2. Research the target market. If its primarily young families then yes it would be ideal (you could even have one of those half bath tubs these days - ie. not a full length one). If its young professionals then you could probably do without it as they're usually the ones that might not yet have kids and when they do decide to start a family they might consider moving into something else. I don't think a bathtub (not having one) has ever been a deal breaker for us so i would go without the bath-tub and aim for a 2nd toilet instead or utilise the space for storage which is always lacking in these dog box type homes :)
3. The only time we use a town planner/planning consultant is if the development isn't quite fully complying and there are obstacles to overcome in either meeting the development plan objectives or other planning related issues. If its pretty well a complying development in that you meet all the requirements then save your money and do it yourself (unless you aren't comfortable in doing so of course).
4. You don't need a project manager, all you need is to engage in the various consultant/services required in such a development and let the experts do their jobs. So in something like this, you would need a draftsman/archi to come up with the plans, Surveyor for the land division, engineer for site drainage plans, soil report, footing construction report, footing inspections etc, builder who pretty much manages the construction side of things until handover, conveyancer for the land division and possibly someone to do your 6 star energy efficiency report (may not be a requirement where you are).

Hi Mamaof3,

Thanks for your great input.
2. Other than the census and suburb profile is there any other ways to find out these details?

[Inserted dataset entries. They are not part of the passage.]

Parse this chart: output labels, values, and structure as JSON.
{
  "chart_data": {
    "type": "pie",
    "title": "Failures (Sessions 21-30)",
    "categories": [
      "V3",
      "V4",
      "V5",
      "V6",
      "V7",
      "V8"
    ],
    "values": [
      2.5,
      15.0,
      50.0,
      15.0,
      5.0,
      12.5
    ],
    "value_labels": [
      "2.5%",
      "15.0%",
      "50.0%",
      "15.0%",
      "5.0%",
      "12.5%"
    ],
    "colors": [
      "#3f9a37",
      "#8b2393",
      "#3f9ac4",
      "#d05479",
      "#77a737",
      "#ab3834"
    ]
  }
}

3. So you recommend getting a town planner only when issues arise? e.g the council rejects the 6 units or request significant changes? I can see the importance of having one especially considering its my first project. However it is not an insignificant costs and given my architect has a similar project approved i might get away with not having one?

4. I am definitely willing to manage the project myself and I understand the steps involved, but again being my first investment/project i dont want to make any stupid mistakes or overlook anything. Hopefully through my continuous research and from the advice given from the more experienced, i avoid any crippling mistakes.
 
I can't see the benefit in a town planner for you. Sounds like you have a gun architect who's been able to push the boundaries in the council that you're looking to deal with. What more do you expect to gain from employing a town planner? I think you're already past that stage, you have 5 as a back up and are pushing for 6.
 
I can't see the benefit in a town planner for you. Sounds like you have a gun architect who's been able to push the boundaries in the council that you're looking to deal with. What more do you expect to gain from employing a town planner? I think you're already past that stage, you have 5 as a back up and are pushing for 6.

Thanks Brady, I think I will be ok without one.